Cependant, HHS s’attend à ce que 383 000 personnes non assurées aient des revenus trop élevés pour être éligibles à Medicaid, mais trop bas pour être éligibles aux crédits d’impôt du marché.

Une chose dont Rosenbaum et d’autres s’inquiètent est l’impact que la perte d’assurance aura sur les personnes qui reçoivent des soins de spécialistes, comme celles qui souffrent de maladies chroniques comme le diabète, les maladies cardiaques ou la dépression.

« Si vous avez de la chance et que votre principale source de soins se trouve dans un centre de santé communautaire, vous pouvez continuer à y obtenir des soins primaires », a-t-elle déclaré, « mais si vous avez des conditions qui nécessitent un spécialiste, vous n’aurez peut-être pas de chance. « 

Les personnes qui perdent leur assurance peuvent également être incapables de payer les soins de la vue ou les soins dentaires ou les frais de médicaments sur ordonnance.

L’un des avantages de l’inscription continue, a déclaré Craig, est que beaucoup ont pu développer des relations avec des fournisseurs de soins primaires et recevoir des soins réguliers au cours des trois dernières années.

« Alors, que se passe-t-il lorsque vous perdez votre assurance et la relation que vous entretenez avec votre fournisseur de soins primaires? », a-t-il déclaré. « Cela ne détruit pas seulement votre santé, cela détruit votre sentiment d’appartenance et de sécurité – comme ne pas avoir à vous soucier de faire faillite si vous avez besoin de soins. »

Lynn Blewett, Ph.D., professeur de politique de santé à l’École de santé publique de l’Université du Minnesota à Minneapolis, offre quelques conseils aux membres de Medicaid sur la façon de faire face à la fin de l’inscription continue.

Assurez-vous que l’État a votre adresse correcte.

Les États ont des plans différents sur la façon de contacter les membres de Medicaid sur ce qu’ils doivent faire et les délais pour le faire.

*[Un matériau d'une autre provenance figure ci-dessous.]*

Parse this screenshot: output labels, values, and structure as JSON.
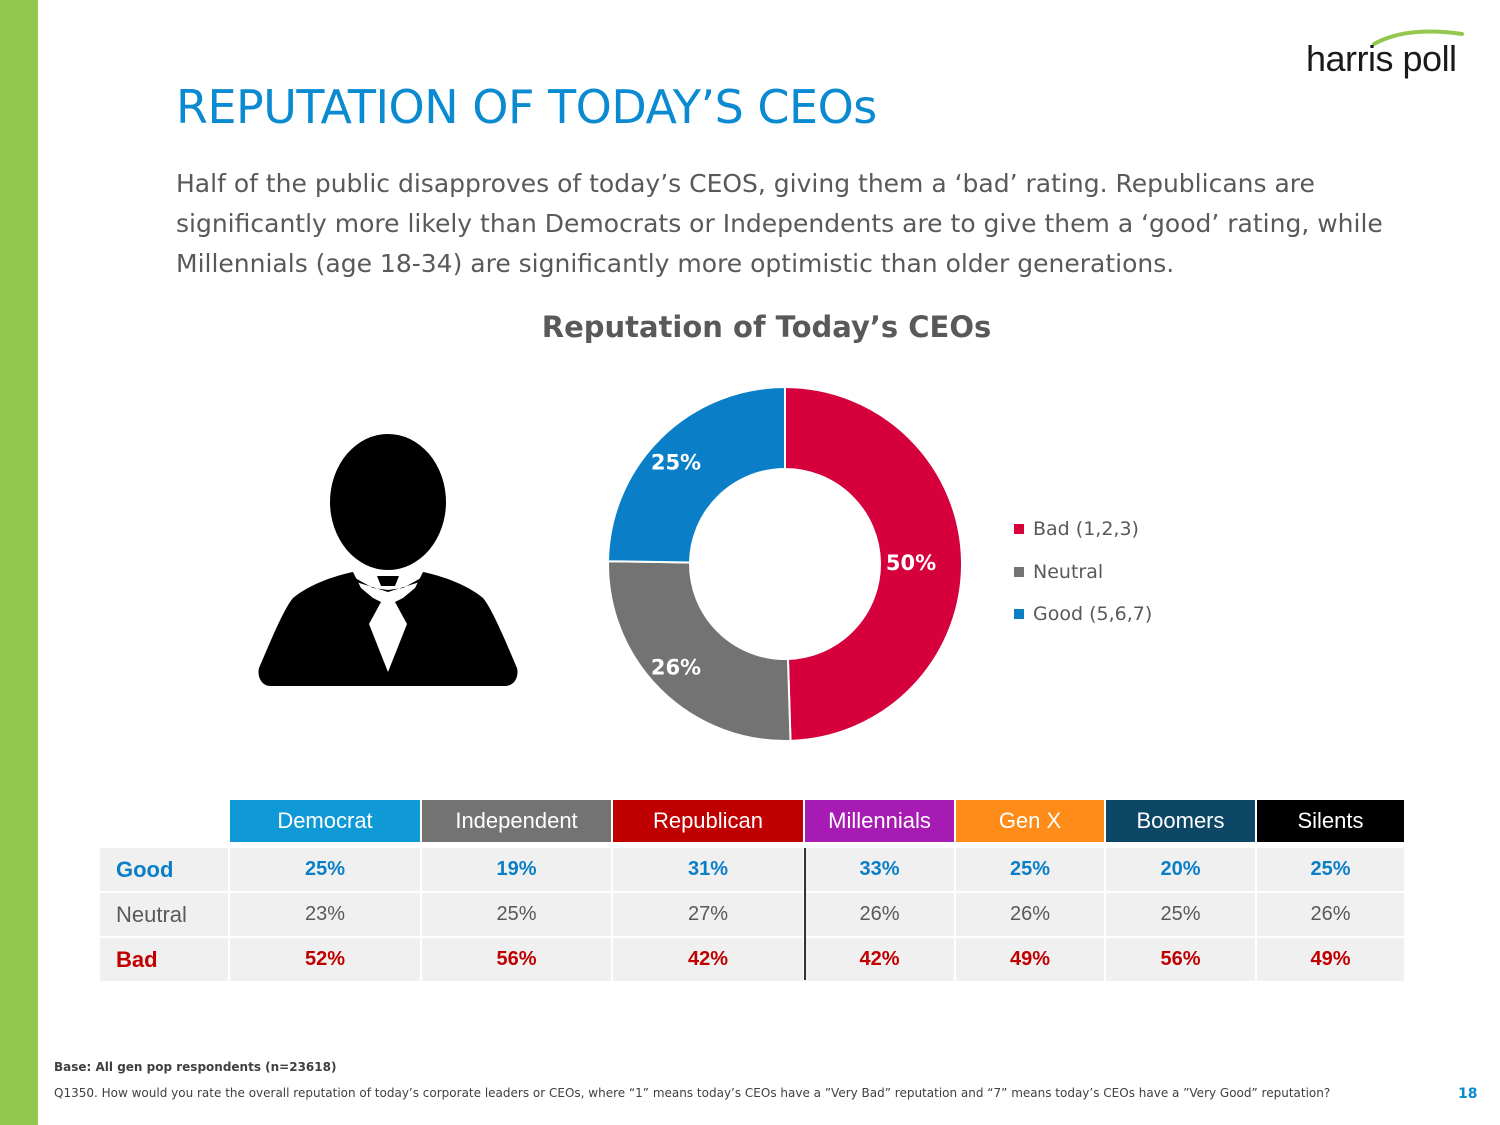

Mais quel que soit le processus, Blewett a déclaré qu’il était important de contacter le bureau Medicaid de votre état et de mettre à jour votre adresse et votre numéro de téléphone (s’ils ont changé récemment). De cette façon, vous recevrez des notifications importantes.

Lorsque vous recevez une lettre, agissez rapidement.

« Lorsque vous recevez une lettre, ouvrez-la immédiatement », a déclaré Blewett, « car il y aura un certain temps pour une réponse afin de vous assurer d’obtenir une couverture cohérente. »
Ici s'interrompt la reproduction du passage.